El mercado del automóvil se encuentra en plena transformación, ya no solo en España, en todo Europa: las restricciones y las normativas están impulsando la movilidad sostenible, y la electrificación está ganando terreno en este aspecto. A su vez, esto ha protagonizado la irrupción del mercado chino, que ofrece propuestas eléctricas muy competitivas con precios muy agresivos.
Y las marcas chinas no solo han irrumpido con marcas propias que triunfan en el país asiático, también ha irrumpido con grandes grupos que han apostado por inyectar capital, y su industria en marcas locales. Es el caso de Ebro, que, de la mano de Chery, ha vuelto a renacer en los últimos años en España.
La histórica marca está asentada en Barcelona y ahora prepara un salto decisivo en su estrategia industrial, la puesta en marcha de una nueva línea en la planta que, además de elevar la producción, redefine el modelo que llevará a cabo. El S700, su modelo icónico, será el primer en beneficiarse de esta nueva estrategia.
Ebro acelera su producción en Barcelona
La novedad viene de la línea de producción M1 de la planta situada en la Zona Franca de Barcelona. Esta nueva infraestructura tendrá el potencial para fabricas 120 vehículos cada día en este inicio, pero cuando esté a pleno rendimiento, tendrá músculo suficiente para elevar la cifra a las 500 unidades por día.
En total, serán 280 unidades más al día de producción, una cifra que, sobre todo, refleja la ambición de la marca, y del grupo Chery, que quieren consolidarse en el mercado y convertirse en uno de los grandes protagonistas de la industria en la segunda mitad del año 2026, y en el 2027.
No solo es una ampliación de volumen, es ampliar la capacidad tecnológica de la empresa. Hasta ahora, los vehículos llegaban prácticamente ensamblados de china, pero la nueva planta va a permitir fabricar los vehículos prácticamente al completo, lo que supone un incremento del valor añadido local, y al mismo tiempo, reduce la dependencia de procesos externos.
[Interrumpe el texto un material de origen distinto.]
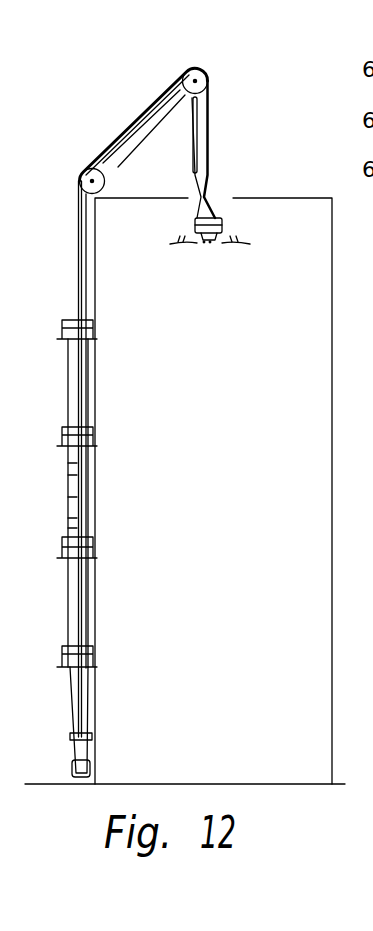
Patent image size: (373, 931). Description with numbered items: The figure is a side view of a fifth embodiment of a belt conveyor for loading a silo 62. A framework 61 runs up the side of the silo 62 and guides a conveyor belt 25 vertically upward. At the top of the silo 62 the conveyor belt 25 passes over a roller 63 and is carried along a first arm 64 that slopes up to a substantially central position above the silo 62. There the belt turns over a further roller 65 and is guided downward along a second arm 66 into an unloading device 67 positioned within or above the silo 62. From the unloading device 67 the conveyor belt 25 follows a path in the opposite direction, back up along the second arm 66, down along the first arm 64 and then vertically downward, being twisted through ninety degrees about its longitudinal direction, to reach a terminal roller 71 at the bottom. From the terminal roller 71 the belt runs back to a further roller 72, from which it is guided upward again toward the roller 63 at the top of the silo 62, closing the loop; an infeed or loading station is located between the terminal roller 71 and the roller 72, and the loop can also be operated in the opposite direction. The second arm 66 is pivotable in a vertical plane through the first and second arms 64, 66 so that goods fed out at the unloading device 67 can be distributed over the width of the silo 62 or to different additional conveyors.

The conveyor belt 25 is at (80, 265).
The framework 61 is at (70, 487).
The silo 62 is at (241, 365).
The roller 63 is at (83, 191).
The first arm 64 is at (133, 134).
The roller 65 is at (210, 66).
The second arm 66 is at (211, 122).
The unloading device 67 is at (220, 214).
The terminal roller 71 is at (75, 773).
The further roller 72 is at (74, 737).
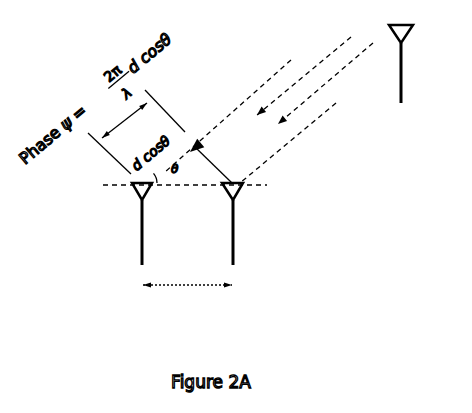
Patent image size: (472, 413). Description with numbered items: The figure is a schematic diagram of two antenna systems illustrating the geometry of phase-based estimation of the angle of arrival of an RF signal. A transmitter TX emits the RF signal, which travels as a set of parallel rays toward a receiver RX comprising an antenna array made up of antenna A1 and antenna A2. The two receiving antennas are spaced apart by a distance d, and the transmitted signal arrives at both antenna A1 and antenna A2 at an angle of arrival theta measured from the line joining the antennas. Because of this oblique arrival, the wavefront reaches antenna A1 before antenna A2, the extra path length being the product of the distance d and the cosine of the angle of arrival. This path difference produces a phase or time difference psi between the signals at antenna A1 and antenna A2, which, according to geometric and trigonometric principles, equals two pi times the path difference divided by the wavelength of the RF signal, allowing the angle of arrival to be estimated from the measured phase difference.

The transmitter TX is at (401, 81).
The receiver RX is at (105, 277).
The antenna A1 is at (234, 234).
The antenna A2 is at (143, 234).
The distance between antennas d is at (187, 299).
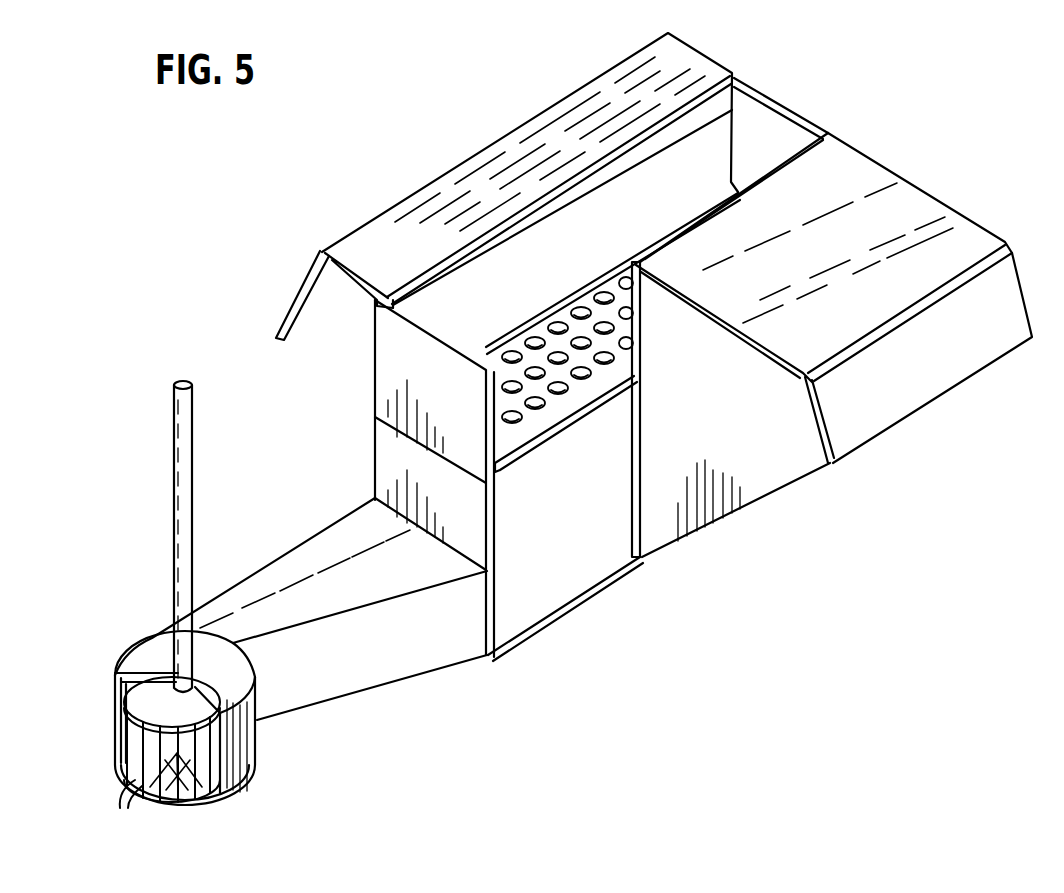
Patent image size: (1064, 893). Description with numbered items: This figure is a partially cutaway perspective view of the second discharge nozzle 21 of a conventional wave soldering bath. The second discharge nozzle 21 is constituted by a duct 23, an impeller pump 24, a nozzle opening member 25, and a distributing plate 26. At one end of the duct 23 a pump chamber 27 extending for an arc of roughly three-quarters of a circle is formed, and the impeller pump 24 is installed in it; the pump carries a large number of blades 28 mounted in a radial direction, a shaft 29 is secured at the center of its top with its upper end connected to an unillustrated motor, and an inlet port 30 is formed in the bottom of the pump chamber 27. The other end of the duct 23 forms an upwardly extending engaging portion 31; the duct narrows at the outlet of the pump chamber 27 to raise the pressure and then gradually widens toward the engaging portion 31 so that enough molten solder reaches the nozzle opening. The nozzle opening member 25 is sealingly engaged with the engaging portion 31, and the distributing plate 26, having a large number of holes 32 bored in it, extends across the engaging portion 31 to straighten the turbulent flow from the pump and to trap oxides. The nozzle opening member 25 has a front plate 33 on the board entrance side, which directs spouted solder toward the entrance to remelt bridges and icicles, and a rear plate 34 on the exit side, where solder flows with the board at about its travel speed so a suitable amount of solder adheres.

The second discharge nozzle 21 is at (680, 540).
The duct 23 is at (335, 543).
The impeller pump 24 is at (162, 697).
The nozzle opening member 25 is at (380, 355).
The distributing plate 26 is at (598, 398).
The pump chamber 27 is at (245, 750).
The blades 28 is at (140, 790).
The shaft 29 is at (178, 430).
The inlet port 30 is at (194, 792).
The engaging portion 31 is at (383, 450).
The holes 32 is at (559, 326).
The front plate 33 is at (700, 60).
The rear plate 34 is at (883, 173).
Para llevar a cabo todo esto, la compañía ha invertido 100 millones de euros, con el objetivo de poder producir 50.000 vehículos en este 2026, eso sí, estas cifras estarán condicionadas a como responda el mercado, lógico por otro lado.
El primer modelo de Ebro
El gran protagonista en el inicio de esta nueva etapa será el S400, y no el S700. Este modelo inaugurará la línea M1, lo que supone un movimiento estratégico. En primer lugar, al ser el coche más pequeño de la gama, permite que los inicios sean más accesibles y de más volumen potencial, antes de que se introduzcan los modelos más grandes, complejos y potentes de Ebro.
Una vez se inicie el precio con el S400 y todo funcione correctamente, llegará el turno del S700, el modelo más representativo hasta la fecha, el que ha logrado consolidarse en el mercado en estos últimos años. Por el momento, los modelos S800 y el S900 seguirán produciéndose en la línea M0, así que la apuesta será la de un sistema mixto durante esta primera fase de transición.
De esta forma, la firma minimiza riesgos y se puede centrar en arrancar de forma óptima la nueva planta, sin la responsabilidad que supondría pasarlo todo de golpe, y asegurando de esta forma, que cada modelo logra adaptarse de manera correcta a los nuevos procesos que se han introducido.
Ebro y su alianza con Chery
Como decimos, Ebro le debe mucho a Chery, el gigante chino, socio en este proyecto y clave para la resurrección de la marca española. Porque gracias al músculo de Chery, la tecnología es ahora, seña de identidad de un vehículo que, sin ella, difícilmente podría competir en el mercado actual.
Tal es la alianza, que es posible que la planta de Barcelona comience a producir modelos de las otras marcas, como el Omoda 5 o el Jaecco 5, a finales de este mismo año. Esto, sin duda supondrá un empuje importante, no solo para la planta, también para la industria española, que poco a poco, se irá posicionando como uno de los referentes en la movilidad eléctrica en todo el continente.
Pero volviendo al EBRO y a la nueva planta, el objetivo de la compañía es lograr vender 28.000 y 30.000 unidades anuales en los años 2028 y 2029, y con los nuevos modelos que entrarán en el grupo, pretende que en total se puedan superar las 100.000 unidades en ese mismo año.
Ebro abre una nueva planta en Barcelona, coge músculo en la industria, gracias a la inyección de Chery. Con este movimiento, la empresa se asegura crecer, aunque para ello, debe haber una respuesta del consumidor. No cabe duda de que este movimiento favorece a la industria, pero también al país.